13 Mar 2021; MEMO: After a year of impasse, the UN and Bangladesh finally reached a consensus on a first-hand visit by the UN delegation to the Rohingya relocation site on a remote Bangladeshi island, officials said today, Anadolu Agency reports.
The UN finally decided to send a team to conduct technical assessment on Bhasan Char, a remote island where the Bangladesh government has developed housing facilities and already relocated more than 13,000 Rohingya refugees from the overcrowded camps in Cox's Bazar amid opposition from UN agencies and rights groups.
The decision came following a recent meeting between high officials of UN missions in Dhaka and the Bangladeshi Foreign Ministry.
"Further to discussions with the government of Bangladesh, the UN has agreed to undertake a first mission to Bhasan Char at the earliest possible date and is in ongoing discussions with the government about the details of the visit," Mostafa Mohammad Sazzad, a UN Refugee Agency official in Dhaka told Anadolu Agency.
Md. Delwar Hossain, a director general at the Bangladesh Foreign Ministry, also confirmed it.
"We, the UN and Bangladesh Ministry of Foreign Affairs in a meeting last week, have reached an official decision to facilitate a UN delegation first-hand visit to Bhasan Char. The tour will be held in the middle of next week," he told Anadolu Agency.

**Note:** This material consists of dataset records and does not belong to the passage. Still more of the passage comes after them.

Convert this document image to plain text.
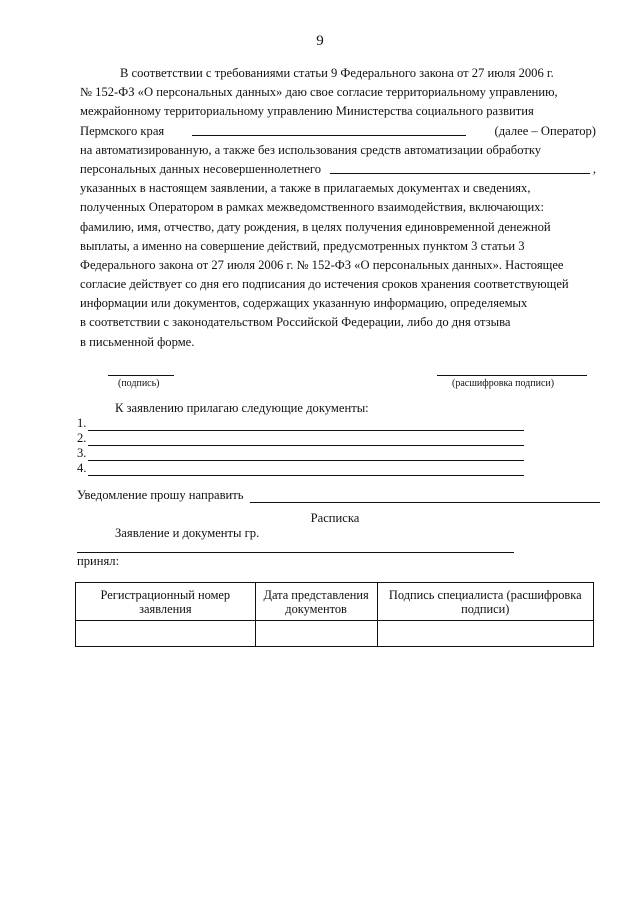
9
В соответствии с требованиями статьи 9 Федерального закона от 27 июля 2006 г.
№ 152-ФЗ «О персональных данных» даю свое согласие территориальному управлению,
межрайонному территориальному управлению Министерства социального развития
Пермского края	(далее – Оператор)
на автоматизированную, а также без использования средств автоматизации обработку
персональных данных несовершеннолетнего	,
указанных в настоящем заявлении, а также в прилагаемых документах и сведениях,
полученных Оператором в рамках межведомственного взаимодействия, включающих:
фамилию, имя, отчество, дату рождения, в целях получения единовременной денежной
выплаты, а именно на совершение действий, предусмотренных пунктом 3 статьи 3
Федерального закона от 27 июля 2006 г. № 152-ФЗ «О персональных данных». Настоящее
согласие действует со дня его подписания до истечения сроков хранения соответствующей
информации или документов, содержащих указанную информацию, определяемых
в соответствии с законодательством Российской Федерации, либо до дня отзыва
в письменной форме.
(подпись)	(расшифровка подписи)
К заявлению прилагаю следующие документы:
1.
2.
3.
4.
Уведомление прошу направить
Расписка
Заявление и документы гр.
принял:
Регистрационный номер заявления	Дата представления документов	Подпись специалиста (расшифровка подписи)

The Foreign Ministry will provide necessary technical support for the visit, Hossain said, expressing their belief that the UN team will be satisfied with the infrastructure Bangladesh built in the island to facilitate the gradual relocation of some 100,000 Rohingya from overcrowded Cox's Bazar refugee camps.
Bangladesh is hosting some 1.2 million Rohingya refugees at cramped makeshift camps in Cox's Bazar, which is considered the world's largest refugee settlement. Most have fled violence following a military crackdown in Myanmar's Rakhine state in 2017.
The island, where 13,000 refugees have already been moved, is said to be flood-prone. Rights groups have been calling for the process to be suspended before a complete feasibility report on the habitability and protection of the island has been carried out.
Meanwhile, the government claims the island is safe and is also planning a visit of foreign diplomats to inspect the arrangements worth $350 million, including 1,400 big cluster houses four feet above the ground with concrete blocks and 120 multi-story cyclone shelters.